IRMANDADE, Por Milene Mizuta

Ontem foi aniversário do meu irmão e eu não consegui escrever.

Dada a complexidade desse vínculo compulsório que nos é dado por esse fado.

Quando escuto irmandade, imediatamente me remonta a minha relação com meu irmão; irmandade é o primeiro lugar dessa vida que te bota defronte com a disputa de poder.

No seio da família cada qual galga seu lugar, estabelece seu papel, performa sua existência com aquilo que reluz e opaca.

Creio que quando almejamos viver num mundo onde somos todos irmãs e irmãos entendo assim, esse vínculo inquebrável e arqueável que por um elemento que é o que corre em nossas veias disputa-se, mas não se destrói.

Meu irmão sempre reluziu dentro das quatros paredes da linhagem, passou miúdo fora delas, eu o contrário, fiz sombra em demasia dentro e reluzi grande fora.

Luzes e sombras em oposição, por si, tensão.

O vínculo de irmão não é confortável, é o coliseu da existência, onde os “Cesares” da casa, deliberam em alternância quem vive e quem morre.

Por isso a profundidade do laço, ser irmão é sobreviver ao espaço que se coloca pra ser ocupado sem que ódio domine, sem que a ira mate.

Não se mata irmão, nem dentro. Irmandade é por essência igualdade, os iguais que na encenação do viver ocupam papéis dados pelas expectativa dos diretores, mas na essência do fundo do mundo, irmãos são artistas de pés descalços na rua da origem.

Um dia quem redigiu os papéis vai pra coxia e você descobre enquanto retira a maquiagem, que sua existência dependeu da dele, nunca existiria dramaturgia sem com quem contracenar.

Muito do que foi Danilo me fez Milene.

E amando ser Milene carrego a licença me de amar Danilo.

Amar o que ele é, as vezes do que ele foi, aquilo que ele será.

Ainda hoje, e para todo meu sempre, enquanto ele não desistir de acordar Danilo, eu também me levantarei Milene.

Te amo.

MENINA MULHER E MENINO HOMEM, Por Walkiria Tércia

Lembro que quando era pequena a expressão usada era essa quando um neném nascia e ainda hoje em alguns lugares as pessoas mais velhas ainda usam.

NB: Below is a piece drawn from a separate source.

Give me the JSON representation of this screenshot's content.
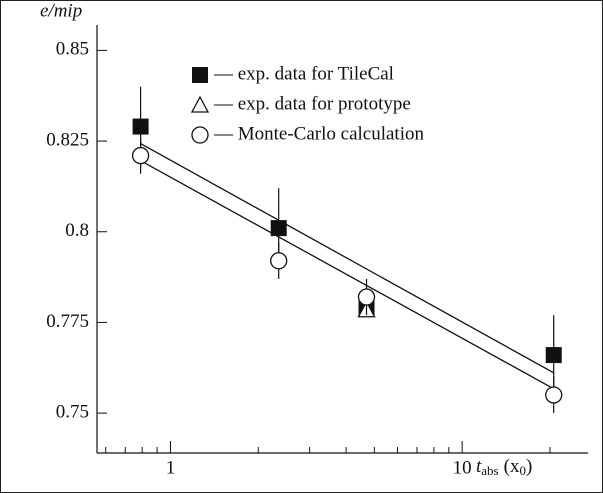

Numa oficina pra jovens sobre o Dia Internacional da Mulher pedi que definissem em duas folhas de sulfite o que caracteriza homens e mulheres, falando de binariedade, dividi a sala em dois grupos e enquanto um avançava falando de delicadeza, grosseria, fidelidade, infidelidade o outro me chamou e fez um discurso sobre o quanto a proposta era ultrapassada por que nem o gênero biológico define mais e falaram sobre performance de gênero, não binariedade e transexualidade, sorri e provoquei: escrevam então sobre a performance de gênero e as características que nos são impostas e sobre todas os outros corpos políticos que existem e são desrespeitados na binariedade.

Saí tão feliz e realizada por ver e presenciar uma juventude que fala sobre respeito aos corpos diversos e que deu uma aula sobre, a construção de um novo curso e de uma sociedade mais respeitosa e amorosa está em curso!